El quinto es el que nos da glam y saber estar en las ferias y nos vende el producto en Picadilly, los salones de la moda de París o nos abre las puertas de los medios de comunicación madrileños. Al mismo tiempo, el que mantiene su vida privada y casi anonimato a cambio de joderle a Maradona la intimidad, su camello de fama. Esto es lo que te va a costar…

Ante cualquier crisis de identidad españolista o de la otra, recomiendo releer la galería de tipos humanos políticos y de las élites esculpida desde una profunda estupefacción, pues sus ademanes e hipocresía iban más allá de donde él suponía, por Josep Pla en “Madrid. El advenimiento de la República”. De quintos Azaña o Lerroux o Largo Caballero, hoy él solo tan maaaaaaalo, y Besteiro tan lo otro.

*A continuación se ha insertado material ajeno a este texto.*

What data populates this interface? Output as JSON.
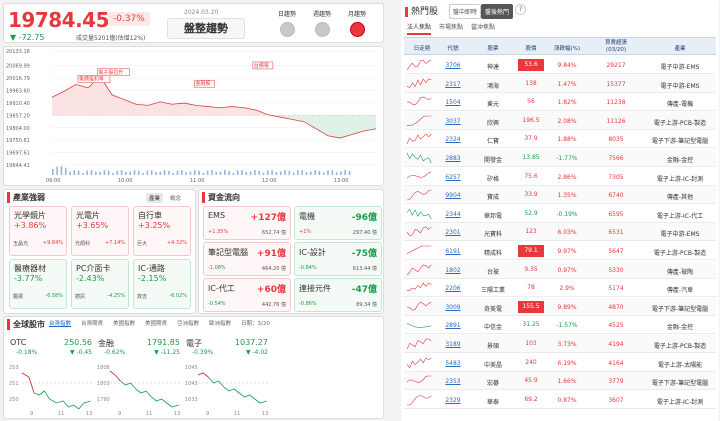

No es baladí que comenzara el maestro Josep el título de su recopilatorio por el nombre de la capital, no invocada como ciudad sino como corte de conseguidores y meninas.
Si recuerdas mucho que vienes de La Zaida es que reconoces que te viene grande, Pilar Alegría.

No será tan apasionada la vida real cuando el cuarteto de Liverpool se tuvo que quitar el pelo de la dehesa en la húmeda, desagradecida con los banqueros del Reich judíos, esclavista, ciudad germana de los trapicheos y madre de la hamburguesa.
¿Maktoub? ¿Estaba escrito?

En busca permanente de los quintos Beatles, esos que cuando ya creías que nadie te iba a visitar en el hospital por haberle hablado al personal demasiado claro… espero que todos tengamos. A ver quién nos descubre, para qué y cómo encajamos, sabessssss?